On the third baseline lies the away dugout, with its uneven concrete floors, chain link fence and cold steel bench. It’s rough and unpolished—much like the baseball that occurs at the JV level. In JV games, players are rough and unpolished, merely developing freshman and sophomores who have the fundamentals down but offer nothing spectacular, nothing flashy. 

Just about 120 feet away from the JV dugout is the varsity dugout. Paly spared no expense when constructing this dugout—there are rubber mats on the floor to protect players’ cleats, and a padded railing for players to lean over while spectating their teammates. There is a comfortable wooden bench, and cubbies up above to stow shoes and helmets. The varsity dugout is clean, polished and refined, just like the play on varsity.

While I was on JV, I enjoyed these lowered expectations as I felt like I could really flourish and bloom as a baseball player. Now that I’m on varsity, I feel limited by what’s expected of me. Not to say that our coaches expect perfection—that’s hardly the case. Yet I feel as though mistakes are the best way to learn, and some mistakes and imperfections that were perfectly fine to commit on JV are simply unacceptable in the first base dugout.

However, this may end up just making myself and my teammates better. How else can we improve if there are not high expectations, pushing us to success? How else can we improve if there isn’t a more elevated style of play? 

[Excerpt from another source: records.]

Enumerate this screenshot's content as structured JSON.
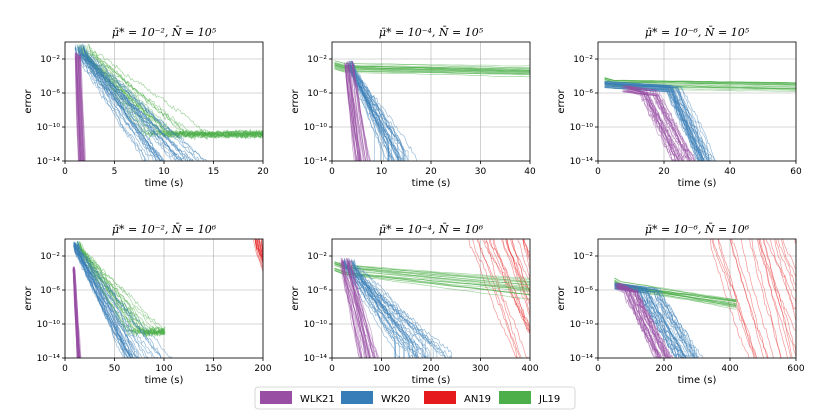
{
  "chart_data": {
    "type": "line",
    "ylabel": "error",
    "xlabel": "time (s)",
    "yscale": "log",
    "ylim_exp": [
      -14,
      0
    ],
    "yticks": [
      "10⁻²",
      "10⁻⁶",
      "10⁻¹⁰",
      "10⁻¹⁴"
    ],
    "ytick_exp": [
      -2,
      -6,
      -10,
      -14
    ],
    "legend": [
      {
        "name": "WLK21",
        "color": "#984ea3"
      },
      {
        "name": "WK20",
        "color": "#377eb8"
      },
      {
        "name": "AN19",
        "color": "#e41a1c"
      },
      {
        "name": "JL19",
        "color": "#4daf4a"
      }
    ],
    "panels": [
      {
        "title": "μ̄* = 10⁻², N̄ = 10⁵",
        "xlim": [
          0,
          20
        ],
        "xticks": [
          0,
          5,
          10,
          15,
          20
        ],
        "series": {
          "WLK21": {
            "start": [
              1.0,
              1.6
            ],
            "y0": -2,
            "slope": -30,
            "end": -14
          },
          "WK20": {
            "start": [
              1.0,
              2.0
            ],
            "y0": -1,
            "slope": -1.45,
            "end": -14
          },
          "JL19": {
            "start": [
              1.2,
              2.6
            ],
            "y0": -1,
            "slope": -1.2,
            "plateau": -10.8,
            "tmax": 20
          }
        }
      },
      {
        "title": "μ̄* = 10⁻⁴, N̄ = 10⁵",
        "xlim": [
          0,
          40
        ],
        "xticks": [
          0,
          10,
          20,
          30,
          40
        ],
        "series": {
          "WLK21": {
            "start": [
              2.5,
              4.5
            ],
            "y0": -3,
            "slope": -4.5,
            "end": -14
          },
          "WK20": {
            "start": [
              3.0,
              4.5
            ],
            "y0": -3,
            "slope": -1.15,
            "floor": [
              -14,
              -10.5
            ],
            "tmax": 40
          },
          "JL19": {
            "start": [
              0.5,
              0.5
            ],
            "y0": -3,
            "slope": -0.008,
            "flat": true,
            "tmax": 40
          }
        }
      },
      {
        "title": "μ̄* = 10⁻⁶, N̄ = 10⁵",
        "xlim": [
          0,
          60
        ],
        "xticks": [
          0,
          20,
          40,
          60
        ],
        "series": {
          "WLK21": {
            "plateau_start": [
              7,
              10
            ],
            "y0": -6,
            "drop": [
              13,
              19
            ],
            "end": -14
          },
          "WK20": {
            "plateau_start": [
              2,
              2
            ],
            "y0": -5.5,
            "drop": [
              21,
              26
            ],
            "end": -14,
            "tmax": 60
          },
          "JL19": {
            "start": [
              2,
              2
            ],
            "y0": -5,
            "flat": true,
            "tmax": 60
          }
        }
      },
      {
        "title": "μ̄* = 10⁻², N̄ = 10⁶",
        "xlim": [
          0,
          200
        ],
        "xticks": [
          0,
          50,
          100,
          150,
          200
        ],
        "series": {
          "WLK21": {
            "start": [
              8,
              10
            ],
            "y0": -4,
            "slope": -2.0,
            "end": -14
          },
          "WK20": {
            "start": [
              8,
              14
            ],
            "y0": -1,
            "slope": -0.2,
            "end": -14
          },
          "JL19": {
            "start": [
              10,
              18
            ],
            "y0": -1,
            "slope": -0.17,
            "plateau": -10.8,
            "tmax": 100
          },
          "AN19": {
            "start": [
              190,
              200
            ],
            "y0": -0.5,
            "slope": -0.3
          }
        }
      },
      {
        "title": "μ̄* = 10⁻⁴, N̄ = 10⁶",
        "xlim": [
          0,
          400
        ],
        "xticks": [
          0,
          100,
          200,
          300,
          400
        ],
        "series": {
          "WLK21": {
            "start": [
              15,
              40
            ],
            "y0": -3,
            "slope": -0.25,
            "end": -14
          },
          "WK20": {
            "start": [
              20,
              45
            ],
            "y0": -3,
            "slope": -0.075,
            "floor": [
              -14,
              -11
            ],
            "tmax": 400
          },
          "JL19": {
            "start": [
              5,
              5
            ],
            "y0": -3.5,
            "flat": true,
            "tmax": 400
          },
          "AN19": {
            "start": [
              270,
              400
            ],
            "y0": 0,
            "slope": -0.15
          }
        }
      },
      {
        "title": "μ̄* = 10⁻⁶, N̄ = 10⁶",
        "xlim": [
          0,
          600
        ],
        "xticks": [
          0,
          200,
          400,
          600
        ],
        "series": {
          "WLK21": {
            "plateau_start": [
              50,
              70
            ],
            "y0": -6,
            "drop": [
              80,
              130
            ],
            "end": -14
          },
          "WK20": {
            "plateau_start": [
              50,
              50
            ],
            "y0": -6,
            "drop": [
              120,
              200
            ],
            "end": -14,
            "tmax": 380
          },
          "JL19": {
            "start": [
              50,
              50
            ],
            "y0": -5.3,
            "flat": true,
            "tmax": 420
          },
          "AN19": {
            "start": [
              320,
              600
            ],
            "y0": 0,
            "slope": -0.12
          }
        }
      }
    ]
  }
}
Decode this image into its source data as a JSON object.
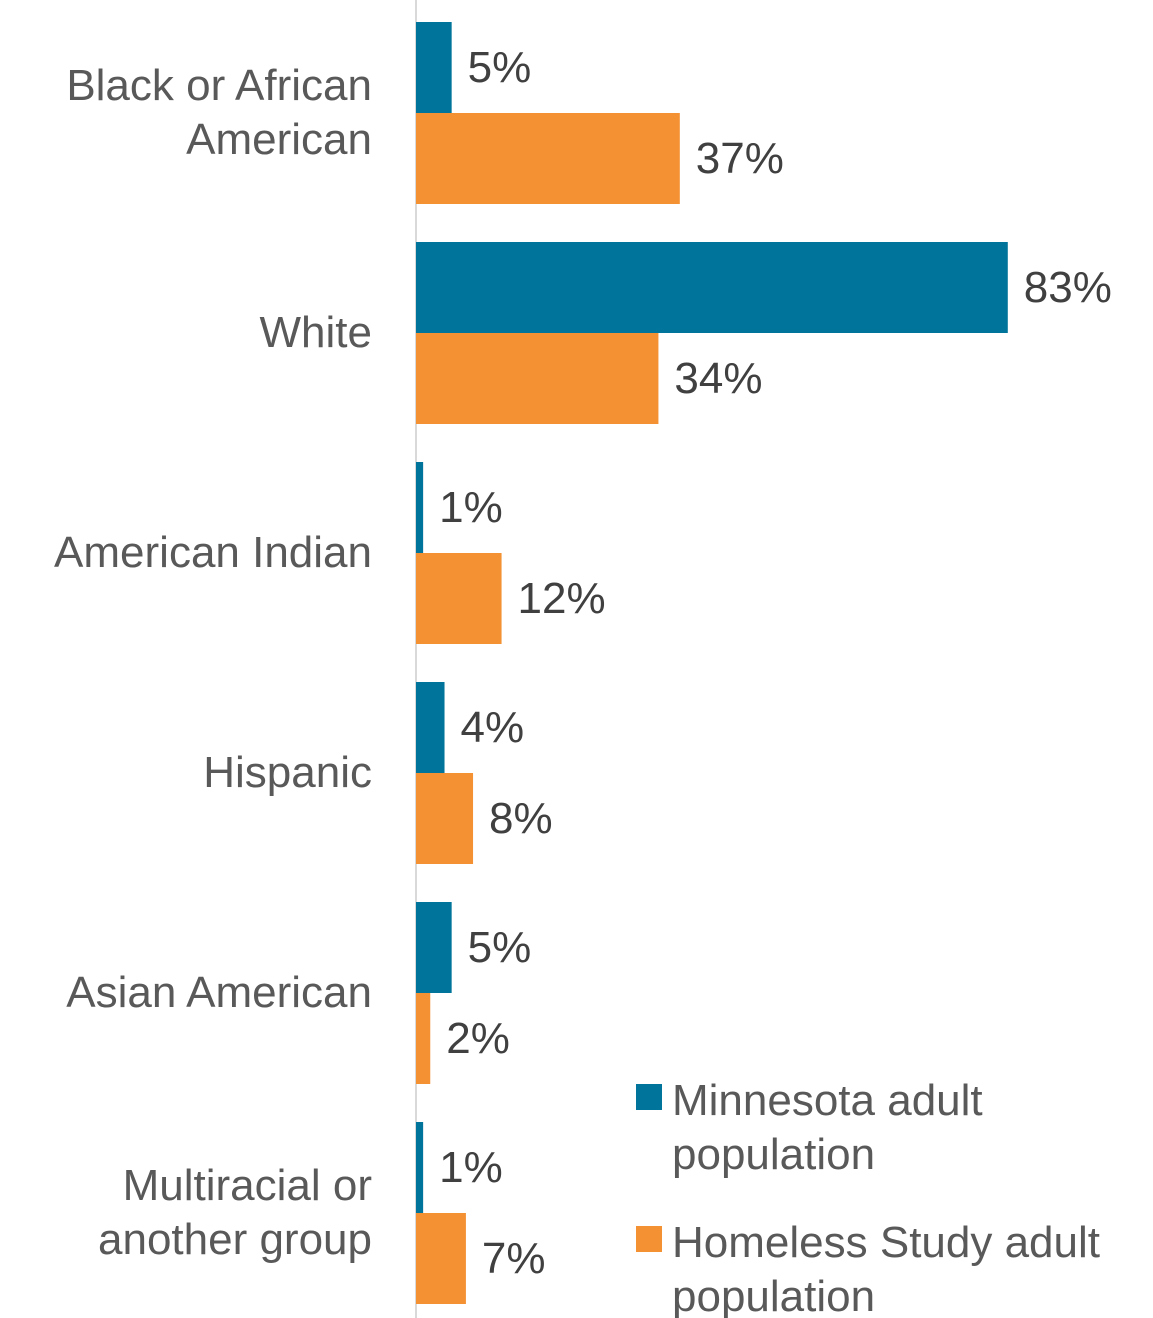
{
  "chart_data": {
    "type": "hbar",
    "categories": [
      "Black or African American",
      "White",
      "American Indian",
      "Hispanic",
      "Asian American",
      "Multiracial or another group"
    ],
    "series": [
      {
        "name": "Minnesota adult population",
        "color": "#00749a",
        "values": [
          5,
          83,
          1,
          4,
          5,
          1
        ],
        "value_labels": [
          "5%",
          "83%",
          "1%",
          "4%",
          "5%",
          "1%"
        ]
      },
      {
        "name": "Homeless Study adult population",
        "color": "#f39133",
        "values": [
          37,
          34,
          12,
          8,
          2,
          7
        ],
        "value_labels": [
          "37%",
          "34%",
          "12%",
          "8%",
          "2%",
          "7%"
        ]
      }
    ],
    "xlim": [
      0,
      100
    ],
    "legend": "bottom-right"
  }
}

Maybe this is all a blessing in disguise. On JV I had become complacent. I met the expectations and nothing more was expected of me. Thus, my progression as a player stalled. At practice everyday there was no drive to get better, for what I was doing at the moment was good enough. I would go through the motions, and I would be rewarded through my coaches’ affirmations. I had no desire to improve. 

So really at the end of the day, things are simply different. They aren’t necessarily good, nor bad—just different. What I’ve come to realize is that when you ignore the uniforms and the dugouts, the transition from JV to varsity is a small change in the grand scheme of things. And, through my 17 years of living and playing baseball, I’d like to think that I’ve gotten at least half-decent at coping with change.